Trade, the Environment, and Impacts on State Agricultural Exports

Author(s): David Karemera, Won Koo, Louis Whitesides

Citation: David Karemera, Won Koo, Louis Whitesides, (2012) "Trade, the Environment, and Impacts on State Agricultural Exports," Journal of Management Policy and Practice, Vol. 13, Iss. 4, pp. 11 - 20

Article Type: Research paper

Publisher: North American Business Press

Abstract:

International trade theory predicts that the relative level of a country’s resource endowments, trade policy, environmental regulations, and level of technology would jointly determine production specialization and trade pattern of the country. This study develops state export share and alternative environmental risk models to evaluate the effects of resource endowments, prices, and environmental risk factors on agricultural exports and environment.

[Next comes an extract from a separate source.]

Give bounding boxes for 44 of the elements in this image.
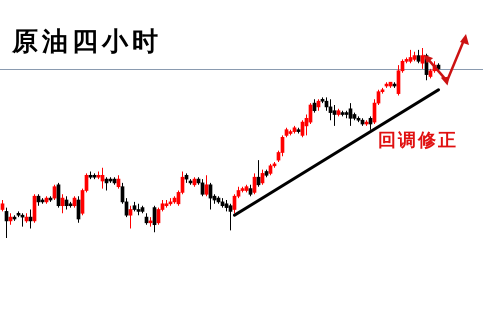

A simultaneous system of the environmental risk and export share models was estimated by using the nonlinear estimation method outlined in RATS (2009). The results reveal that crop prices, state GDP, state farm GDP and technological changes were found to be major determinants of the state export shares. The results also suggest that NAFTA had no negative effect on the environment. The study found that the European Union (EU) and expansion of its membership led to significant reduction in state agricultural exports due mainly to the effect of trade diversion in the EU expansion.